Tuesday, February 23, 2010

This year at the 2010 winter Olympics, Canada made moves to shed its humble image just a bit with a program they titled "Own the Podium." China was successful with a similar program called "Project 119" during their 2008 Olympic hosting, in part because of their willingness to invest heavily in relatively unpopular, but highly medalled categories.

But, Canada has largely failed to win medals, and Nate Silver suggests it has to do with their investment strategy. A quick graph illustrates this nicely:

Canada has over-invested (relative to the medal count) in its "heritage" sports like curling and hockey and under-invested in sports like biathlon and cross-country skiing -- sports that would be good targets both because they are medal-rich and because they are not professionalized.

You might expect to see an investment strategy based on those two criteria:
  • High medal density: each dollar spent will increase the odds of winning several medals at once
  • Lack of professional financial support: each marginal dollar spent will have a greater impact

That's just not what we see in the graph. Instead, it appears that they're just trying to avoid the embarrassment of losing in their traditional areas of strength. Ironically, by setting less amitious objectives, Canada increased the chance that it could all go sideways with a single loss.

It looks like "Own the Podium" was more about avoiding embarrassment than dominating the competition.
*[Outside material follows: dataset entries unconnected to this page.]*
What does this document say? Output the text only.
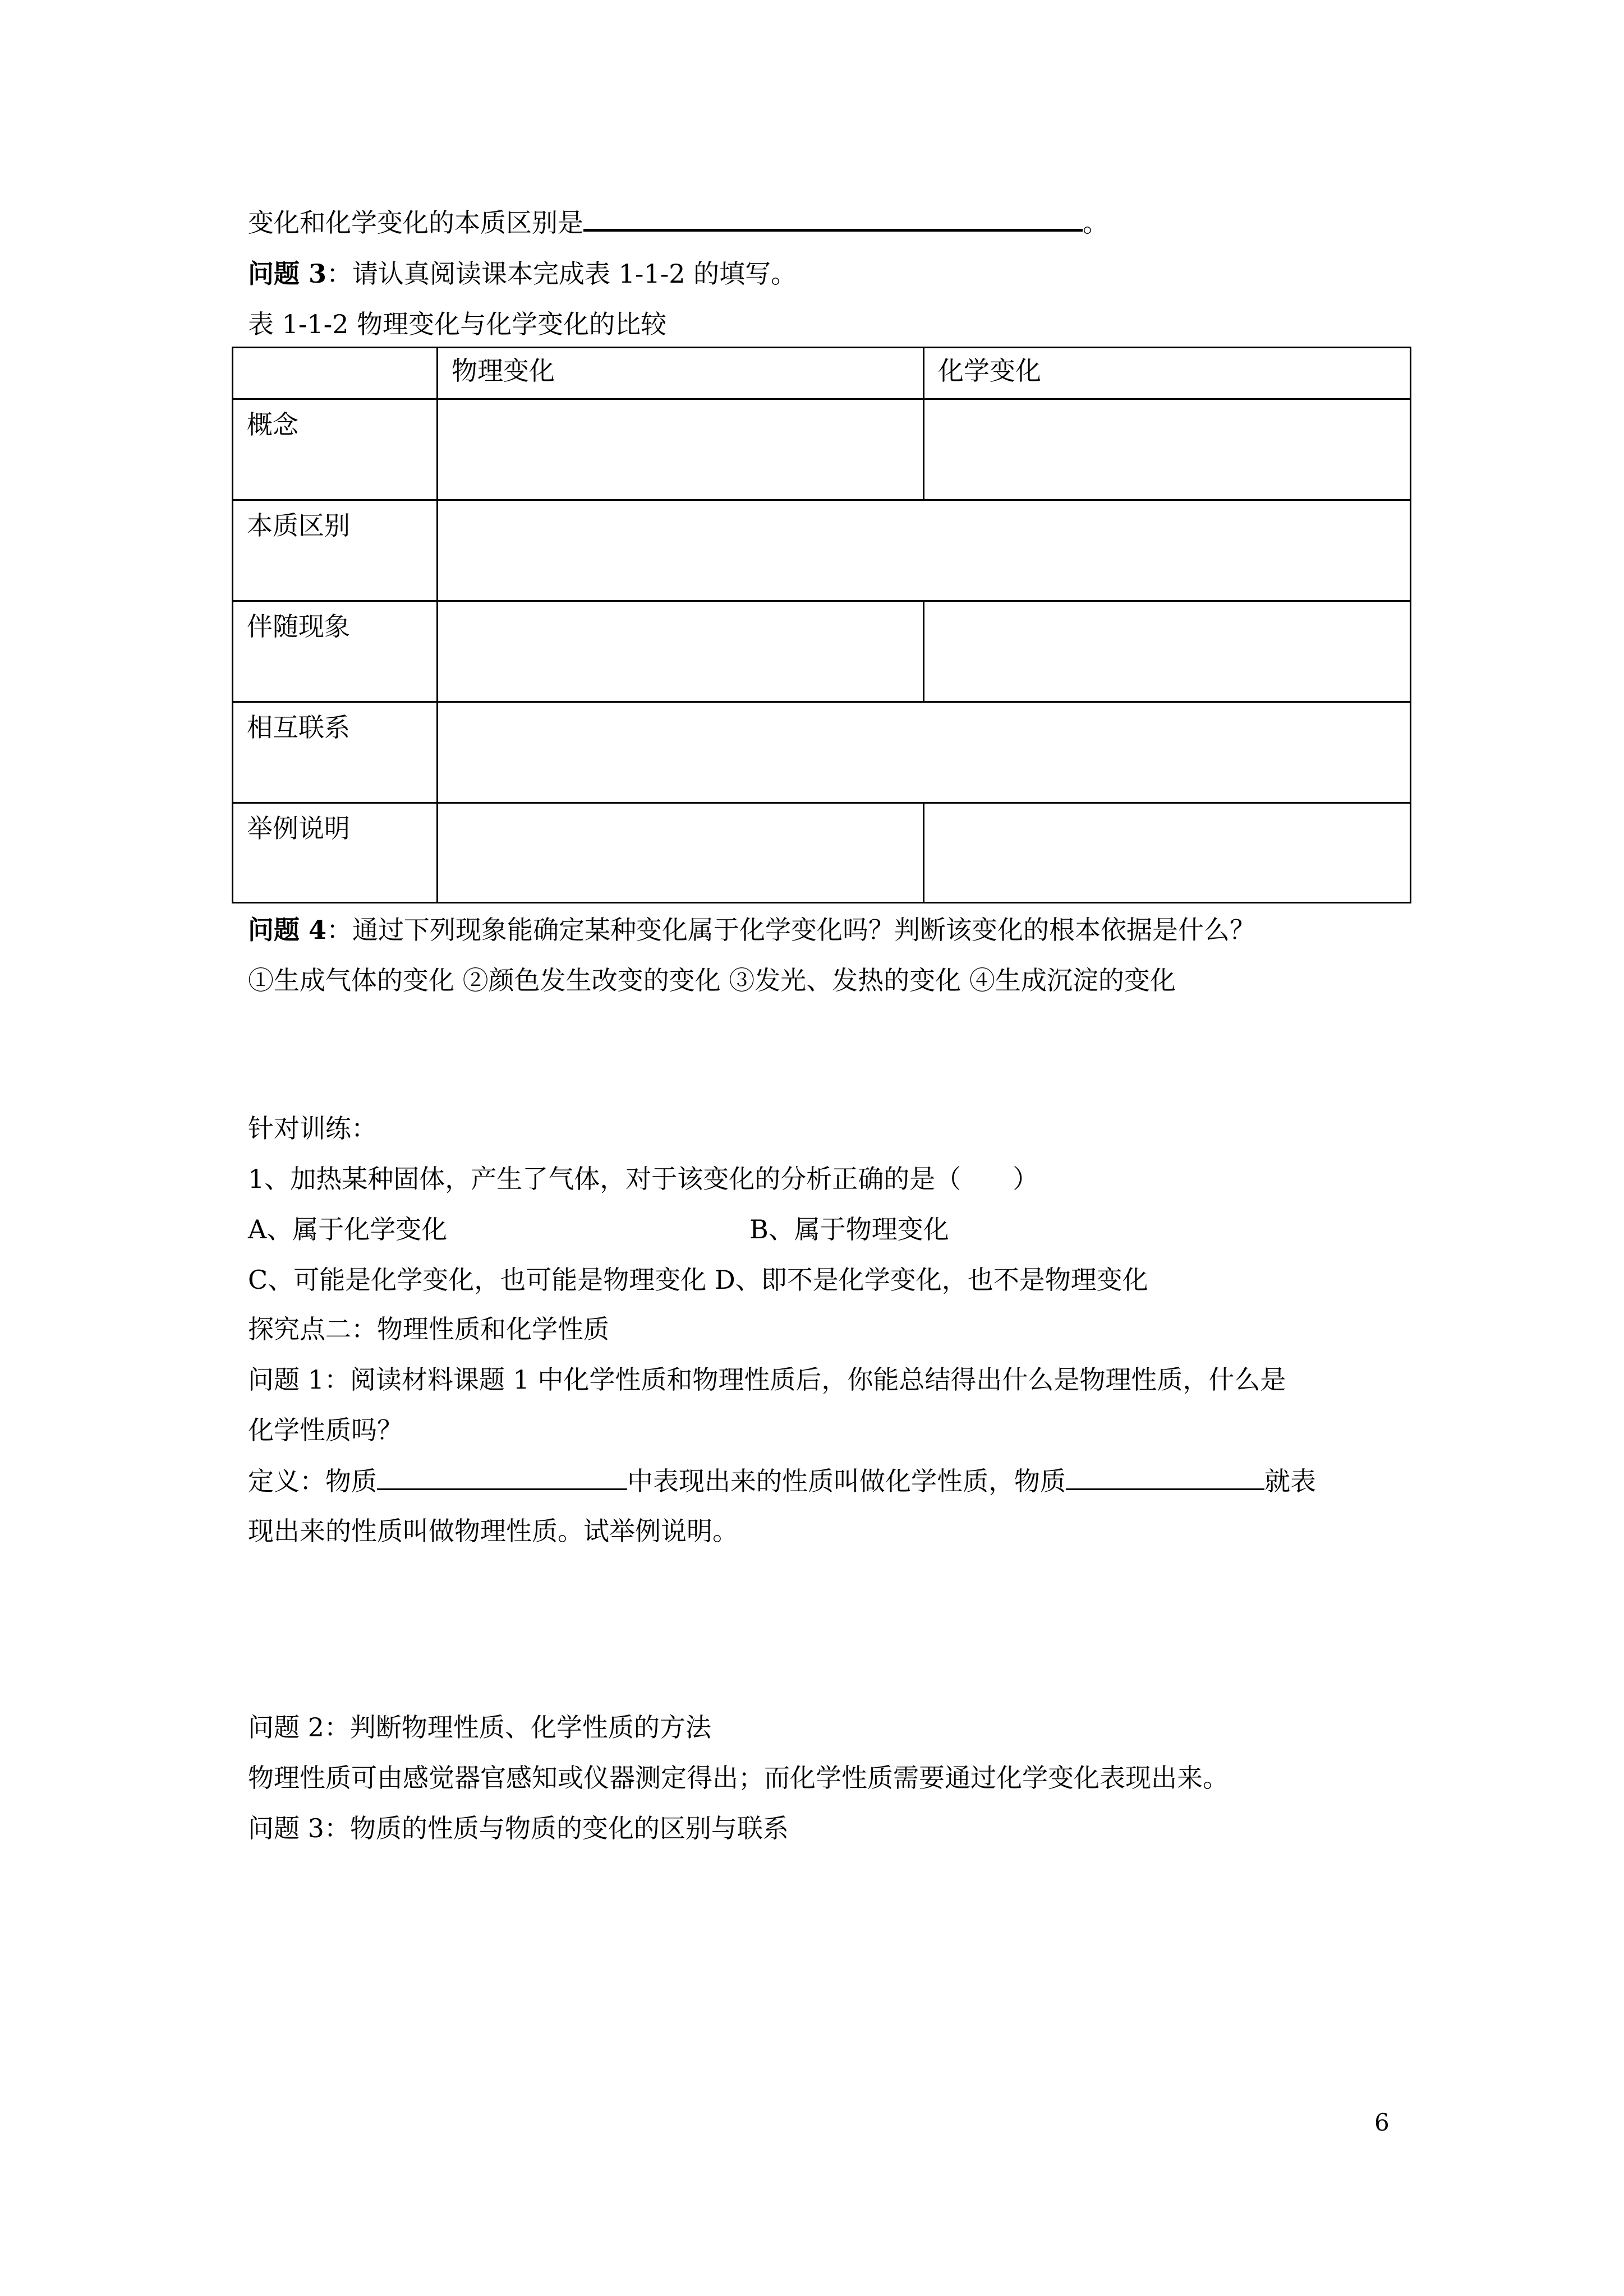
变化和化学变化的本质区别是	。
问题 3：请认真阅读课本完成表 1-1-2 的填写。
表 1-1-2 物理变化与化学变化的比较
	物理变化	化学变化
概念		
本质区别		
伴随现象		
相互联系		
举例说明		
问题 4：通过下列现象能确定某种变化属于化学变化吗？判断该变化的根本依据是什么？
①生成气体的变化 ②颜色发生改变的变化 ③发光、发热的变化 ④生成沉淀的变化
针对训练：
1、加热某种固体，产生了气体，对于该变化的分析正确的是（　　）
A、属于化学变化	B、属于物理变化
C、可能是化学变化，也可能是物理变化 D、即不是化学变化，也不是物理变化
探究点二：物理性质和化学性质
问题 1：阅读材料课题 1 中化学性质和物理性质后，你能总结得出什么是物理性质，什么是
化学性质吗？
定义：物质	中表现出来的性质叫做化学性质，物质	就表
现出来的性质叫做物理性质。试举例说明。
问题 2：判断物理性质、化学性质的方法
物理性质可由感觉器官感知或仪器测定得出；而化学性质需要通过化学变化表现出来。
问题 3：物质的性质与物质的变化的区别与联系
6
How Canadian.

2 comments:

#32 February 23, 2010 at 4:40 PM  

If they had the data (via some sort of preliminary Nate Silver projection), they might have invested based on the talent available at the time the investment decisions were made.

There's also probably a minimum amount you have to spend to even field a team, and that figure is different for different sports (e.g. I imagine hockey is more expensive than x-country).
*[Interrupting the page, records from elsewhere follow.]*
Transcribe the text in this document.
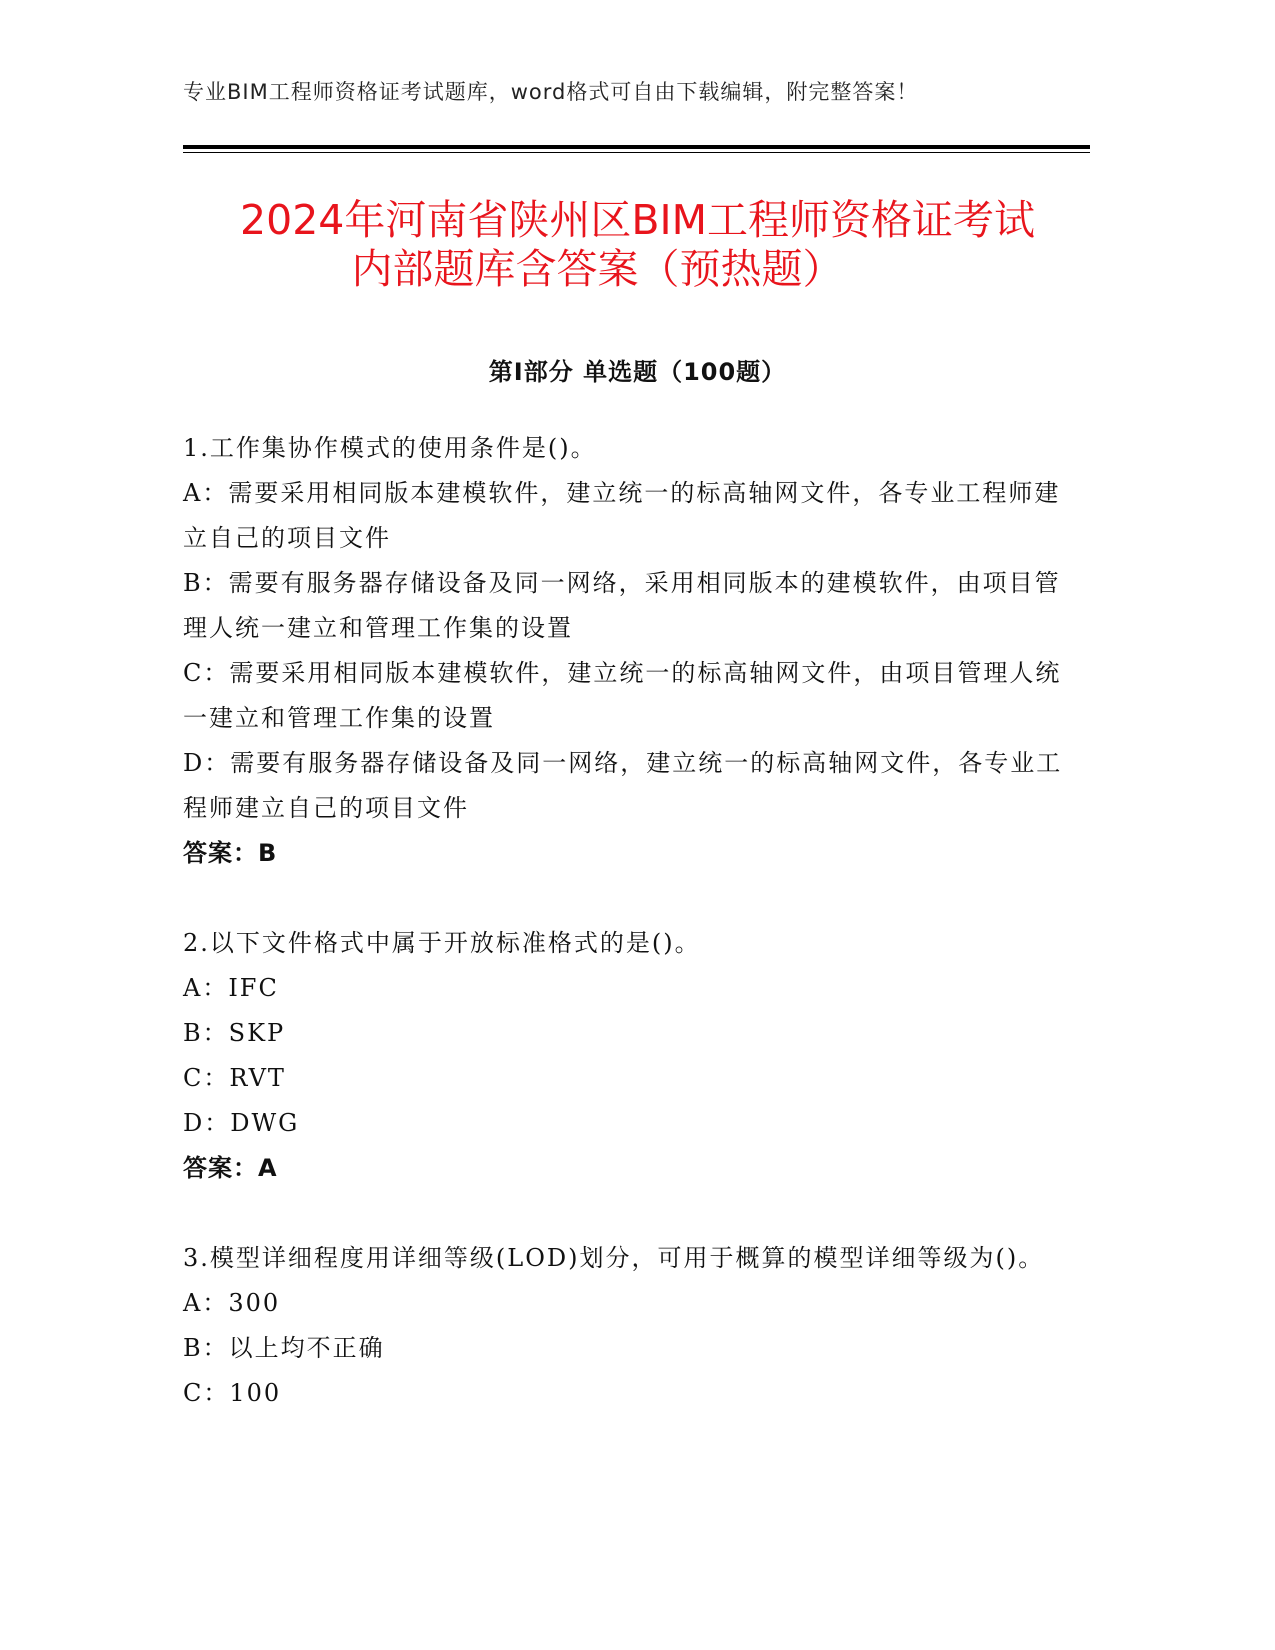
专业BIM工程师资格证考试题库，word格式可自由下载编辑，附完整答案！
2024年河南省陕州区BIM工程师资格证考试
内部题库含答案（预热题）
第Ⅰ部分 单选题（100题）

1.工作集协作模式的使用条件是()。

A：需要采用相同版本建模软件，建立统一的标高轴网文件，各专业工程师建立自己的项目文件

B：需要有服务器存储设备及同一网络，采用相同版本的建模软件，由项目管理人统一建立和管理工作集的设置

C：需要采用相同版本建模软件，建立统一的标高轴网文件，由项目管理人统一建立和管理工作集的设置

D：需要有服务器存储设备及同一网络，建立统一的标高轴网文件，各专业工程师建立自己的项目文件

答案：B

2.以下文件格式中属于开放标准格式的是()。

A：IFC

B：SKP

C：RVT

D：DWG

答案：A

3.模型详细程度用详细等级(LOD)划分，可用于概算的模型详细等级为()。

A：300

B：以上均不正确

C：100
You'd (ideally) need to look at marginal spending per marginal % increase in medal likelihood, right?

Certainly you'd combine that with medal density, too.

Steve Davis February 25, 2010 at 2:58 PM  

On the available talent issue, I agree, but they started the program in 2005 -- plenty of time for the $ to create prospects.

Minimum amount to field a team is pretty low -- check out their 2006 v. 2010 spending: http://www.ownthepodium2010.com/Funding/comparison.aspx Almost everything is marginal dollars spent.

But yes, there are tons more things they should have considered. There just doesn't seem to be any evidence that they did, even on the OTP website!